Thursday, July 2, 2015

Singapore needs younger leader for the longer haul: PM Lee

Singapore needs younger leader for the longer haul: PM Lee

He says he would 'strongly prefer not to' remain in office for another decade

Singapore
SINGAPORE Prime Minister Lee Hsien Loong says he would rather not continue leading the country for another 10 years, as he believes a younger person should take the helm.
"I strongly prefer not to. This is a job which needs a young man - people with energy, people who will be there and can connect with young people, and will fight the battles with the young people; not for five or 10 years, but for 20, 30, 40 years to come. And you need somebody of that generation," said Mr Lee on Thursday night.
He was responding to a question from a Belgian-born man who has lived in Singapore for 20 years. The man had asked Mr Lee: "Are you prepared to stay put for another 10 years, because I think we need that."
The exchange took place at the opening dinner of the SG50+ conference, themed "Singapore at 50: What lies ahead?", jointly organised by the Institute of Policy Studies (IPS) and the Lee Kuan Yew School of Public Policy (LKYSPP). During the event, Mr Lee engaged in an hour-long dialogue session moderated by US journalist and author Fareed Zakaria.
While Mr Lee acknowledged that Singapore is "paranoid" and "worries all the time" about the possibility of losing its success, he said such paranoia is necessary.
"You don't expect to go back to where you were in the 1960s, and yet it is not natural that you stay at this place. Is it to be expected that the population of three-and-a-half million citizens and maybe a million foreign workers will have the best airline in the world; the best airport in the world; one of the busiest ports in the world; a financial centre which is one of three or four key financial centres in the world; and an education and healthcare and housing system which gives us a per capita GDP which is - at least by World Bank calculations, if you look at PPP (purchasing power parity) - higher than America or Australia or Japan?
"It is an entirely unnatural state of affairs, and one which we should count our blessings for - if not every day, at least (at) every election," said Mr Lee, to raucous laughter and applause from the 640 business and community leaders, policymakers, academics and students in attendance.
Mr Lee also warned of the danger of having a fractured political system - one in which parties look out for the interests of only their constituents, instead of developing policies to benefit all.
"In most other countries, the governments do not develop policies which are meant to help everybody equally.
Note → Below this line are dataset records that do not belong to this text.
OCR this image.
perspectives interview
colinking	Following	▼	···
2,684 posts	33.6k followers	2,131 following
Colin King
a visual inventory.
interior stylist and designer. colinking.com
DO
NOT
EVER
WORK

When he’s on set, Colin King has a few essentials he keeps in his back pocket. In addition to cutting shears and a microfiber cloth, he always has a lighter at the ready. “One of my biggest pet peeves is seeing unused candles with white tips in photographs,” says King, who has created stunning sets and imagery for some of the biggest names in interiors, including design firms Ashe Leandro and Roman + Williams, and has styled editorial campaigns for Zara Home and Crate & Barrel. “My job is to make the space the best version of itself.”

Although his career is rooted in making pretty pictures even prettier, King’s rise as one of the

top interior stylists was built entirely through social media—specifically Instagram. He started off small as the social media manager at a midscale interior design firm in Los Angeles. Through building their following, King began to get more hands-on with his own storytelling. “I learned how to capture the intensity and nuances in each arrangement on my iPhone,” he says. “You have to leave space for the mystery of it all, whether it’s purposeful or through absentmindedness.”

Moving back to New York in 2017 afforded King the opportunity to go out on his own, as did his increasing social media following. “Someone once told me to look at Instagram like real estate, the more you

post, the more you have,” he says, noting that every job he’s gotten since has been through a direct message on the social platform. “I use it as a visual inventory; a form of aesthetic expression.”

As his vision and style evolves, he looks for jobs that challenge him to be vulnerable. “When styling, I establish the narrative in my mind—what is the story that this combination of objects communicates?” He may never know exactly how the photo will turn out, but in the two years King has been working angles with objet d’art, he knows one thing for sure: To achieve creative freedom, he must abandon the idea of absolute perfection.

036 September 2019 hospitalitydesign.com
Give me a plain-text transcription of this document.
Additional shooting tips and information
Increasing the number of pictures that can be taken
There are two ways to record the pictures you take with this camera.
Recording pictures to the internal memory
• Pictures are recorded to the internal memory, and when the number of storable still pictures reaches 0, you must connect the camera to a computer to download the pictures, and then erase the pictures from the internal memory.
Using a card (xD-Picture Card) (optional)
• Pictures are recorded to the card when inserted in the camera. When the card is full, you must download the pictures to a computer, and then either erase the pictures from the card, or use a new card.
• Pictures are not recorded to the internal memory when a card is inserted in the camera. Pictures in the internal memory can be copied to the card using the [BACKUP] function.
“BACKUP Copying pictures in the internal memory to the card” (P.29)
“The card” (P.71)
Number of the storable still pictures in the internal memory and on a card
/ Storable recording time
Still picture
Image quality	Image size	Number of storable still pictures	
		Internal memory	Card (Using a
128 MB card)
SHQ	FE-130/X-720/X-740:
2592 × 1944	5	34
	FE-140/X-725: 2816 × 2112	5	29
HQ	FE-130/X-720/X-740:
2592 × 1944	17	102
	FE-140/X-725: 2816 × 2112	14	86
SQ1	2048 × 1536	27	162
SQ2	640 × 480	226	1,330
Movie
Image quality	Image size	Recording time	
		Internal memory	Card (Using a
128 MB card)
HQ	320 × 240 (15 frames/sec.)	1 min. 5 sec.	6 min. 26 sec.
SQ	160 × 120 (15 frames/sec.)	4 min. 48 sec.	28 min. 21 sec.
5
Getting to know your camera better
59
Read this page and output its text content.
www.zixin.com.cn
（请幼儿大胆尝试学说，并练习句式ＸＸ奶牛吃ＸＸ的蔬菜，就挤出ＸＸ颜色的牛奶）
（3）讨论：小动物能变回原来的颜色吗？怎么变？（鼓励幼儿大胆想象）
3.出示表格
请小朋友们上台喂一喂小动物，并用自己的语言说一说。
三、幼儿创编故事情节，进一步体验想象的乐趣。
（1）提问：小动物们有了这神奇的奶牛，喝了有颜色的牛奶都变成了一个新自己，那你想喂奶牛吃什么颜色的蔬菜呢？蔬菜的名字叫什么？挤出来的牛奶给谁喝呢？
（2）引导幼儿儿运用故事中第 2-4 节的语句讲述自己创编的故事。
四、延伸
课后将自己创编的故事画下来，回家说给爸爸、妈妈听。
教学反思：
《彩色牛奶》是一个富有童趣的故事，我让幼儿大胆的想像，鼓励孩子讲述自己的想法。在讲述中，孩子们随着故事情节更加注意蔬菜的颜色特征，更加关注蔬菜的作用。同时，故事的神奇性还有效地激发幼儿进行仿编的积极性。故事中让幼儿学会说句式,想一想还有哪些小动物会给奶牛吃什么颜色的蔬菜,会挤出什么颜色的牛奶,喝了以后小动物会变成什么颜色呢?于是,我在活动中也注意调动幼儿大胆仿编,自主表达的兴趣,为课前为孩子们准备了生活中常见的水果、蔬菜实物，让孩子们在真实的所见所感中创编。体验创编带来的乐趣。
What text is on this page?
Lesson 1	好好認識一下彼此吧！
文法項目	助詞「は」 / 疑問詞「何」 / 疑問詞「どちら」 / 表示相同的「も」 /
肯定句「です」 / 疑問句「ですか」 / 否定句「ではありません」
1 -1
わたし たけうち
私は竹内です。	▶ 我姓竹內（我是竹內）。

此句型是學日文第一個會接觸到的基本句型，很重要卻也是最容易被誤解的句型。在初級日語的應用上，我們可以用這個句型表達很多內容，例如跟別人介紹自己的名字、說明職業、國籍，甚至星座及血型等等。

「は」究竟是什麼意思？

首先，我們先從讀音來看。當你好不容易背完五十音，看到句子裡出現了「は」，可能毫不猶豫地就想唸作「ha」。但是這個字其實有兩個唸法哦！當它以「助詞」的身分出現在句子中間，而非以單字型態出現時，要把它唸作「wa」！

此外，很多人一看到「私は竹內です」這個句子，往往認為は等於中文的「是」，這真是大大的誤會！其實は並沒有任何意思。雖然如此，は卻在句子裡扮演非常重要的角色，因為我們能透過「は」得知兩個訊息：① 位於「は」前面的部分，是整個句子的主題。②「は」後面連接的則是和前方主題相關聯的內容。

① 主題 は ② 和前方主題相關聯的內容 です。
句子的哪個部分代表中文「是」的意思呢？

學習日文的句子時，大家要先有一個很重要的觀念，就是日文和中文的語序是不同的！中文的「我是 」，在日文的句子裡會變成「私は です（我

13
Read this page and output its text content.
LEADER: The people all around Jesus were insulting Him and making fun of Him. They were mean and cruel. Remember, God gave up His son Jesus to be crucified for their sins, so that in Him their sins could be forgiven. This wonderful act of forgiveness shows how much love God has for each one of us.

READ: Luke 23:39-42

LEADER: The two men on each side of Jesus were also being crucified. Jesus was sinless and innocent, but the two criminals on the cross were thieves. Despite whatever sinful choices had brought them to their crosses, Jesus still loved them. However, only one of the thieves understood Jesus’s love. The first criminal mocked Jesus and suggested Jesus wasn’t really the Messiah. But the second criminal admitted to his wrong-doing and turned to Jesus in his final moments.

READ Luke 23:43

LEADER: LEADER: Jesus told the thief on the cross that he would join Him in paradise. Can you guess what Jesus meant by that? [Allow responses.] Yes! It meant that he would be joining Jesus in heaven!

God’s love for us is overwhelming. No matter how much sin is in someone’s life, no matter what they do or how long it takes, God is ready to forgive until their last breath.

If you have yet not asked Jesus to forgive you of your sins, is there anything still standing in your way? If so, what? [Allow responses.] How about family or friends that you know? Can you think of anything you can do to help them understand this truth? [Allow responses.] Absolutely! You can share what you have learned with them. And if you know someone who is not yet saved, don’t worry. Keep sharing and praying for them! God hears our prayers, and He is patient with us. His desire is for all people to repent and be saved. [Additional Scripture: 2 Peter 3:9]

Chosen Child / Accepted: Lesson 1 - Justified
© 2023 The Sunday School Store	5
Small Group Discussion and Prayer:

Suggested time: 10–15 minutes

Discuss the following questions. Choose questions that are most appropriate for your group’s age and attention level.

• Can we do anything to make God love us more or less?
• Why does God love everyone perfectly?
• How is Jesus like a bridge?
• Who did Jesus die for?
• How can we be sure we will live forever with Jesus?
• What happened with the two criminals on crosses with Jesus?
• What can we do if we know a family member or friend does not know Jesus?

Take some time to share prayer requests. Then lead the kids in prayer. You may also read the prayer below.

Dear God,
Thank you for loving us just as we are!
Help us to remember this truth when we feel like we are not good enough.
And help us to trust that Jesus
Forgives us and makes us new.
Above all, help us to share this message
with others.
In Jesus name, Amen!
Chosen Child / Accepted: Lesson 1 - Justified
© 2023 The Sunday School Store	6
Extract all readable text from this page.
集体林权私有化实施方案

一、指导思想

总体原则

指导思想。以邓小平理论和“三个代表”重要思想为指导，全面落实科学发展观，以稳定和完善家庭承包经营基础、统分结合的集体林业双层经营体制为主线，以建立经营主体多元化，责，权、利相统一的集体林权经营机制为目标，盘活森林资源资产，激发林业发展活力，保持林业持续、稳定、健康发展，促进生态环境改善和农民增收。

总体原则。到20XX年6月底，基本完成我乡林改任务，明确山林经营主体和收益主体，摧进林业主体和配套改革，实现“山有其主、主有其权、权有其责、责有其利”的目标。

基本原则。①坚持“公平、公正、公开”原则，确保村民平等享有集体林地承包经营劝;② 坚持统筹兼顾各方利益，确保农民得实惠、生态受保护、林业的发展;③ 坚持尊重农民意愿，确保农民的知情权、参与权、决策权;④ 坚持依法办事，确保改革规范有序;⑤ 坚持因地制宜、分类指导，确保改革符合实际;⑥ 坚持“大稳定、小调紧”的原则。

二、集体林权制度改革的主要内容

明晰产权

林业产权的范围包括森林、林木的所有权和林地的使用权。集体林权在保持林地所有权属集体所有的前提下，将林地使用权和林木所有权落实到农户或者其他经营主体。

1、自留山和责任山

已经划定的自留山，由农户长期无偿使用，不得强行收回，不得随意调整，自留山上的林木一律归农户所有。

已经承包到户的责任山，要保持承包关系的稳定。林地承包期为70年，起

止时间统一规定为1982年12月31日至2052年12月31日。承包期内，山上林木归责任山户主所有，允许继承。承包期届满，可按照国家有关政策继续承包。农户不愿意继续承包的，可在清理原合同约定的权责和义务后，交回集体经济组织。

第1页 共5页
If you're a Republican, it's quite clear who your policies are meant to help . . . If you're a Democrat, you also know what your constituency is, and you take care of your constituency.
"But in Singapore, a government's job is to look after as large a proportion of the population as possible, while still giving people the incentive to vote for this government so that they will get some benefit for it. And if we take the view that if you voted against me, I shall help you first because that shows my largeness of spirit - then I think you will go extinct as a government," said Mr Lee.
Rejecting Dr Zakaria's suggestion that Singapore would benefit from a culture with less respect for (or even one that directly challenges) authority, Mr Lee said: "I think we must have a balance. We want people who stand up; we don't want people who scrape and bow. But if you don't have a certain natural aristocracy in the system - people who are respected because they have earned that - and we level everything down to the lowest common denominator, then I think the society will lose out."
Defending his approach to tackling defamatory remarks, Mr Lee said that Singapore's legal remedies, which were inherited from the English, are necessary. "It's right and proper that there should be ways for a defamation to be examined, determined whether it's true or false, and if it's false, that there should be proper damages and redress . . . If you can't redress defamation, how can I clear my name when somebody defames me?"
Mr Lee - who was down with the flu - emphasised that racial harmony in Singapore cannot be taken for granted. He warned that if an ISIS (Islamic State of Iraq and Syria) attack were to occur here, suspicion and enmity would be created almost instantly - splintering the nation's cohesion. "The problem is not gone," he said.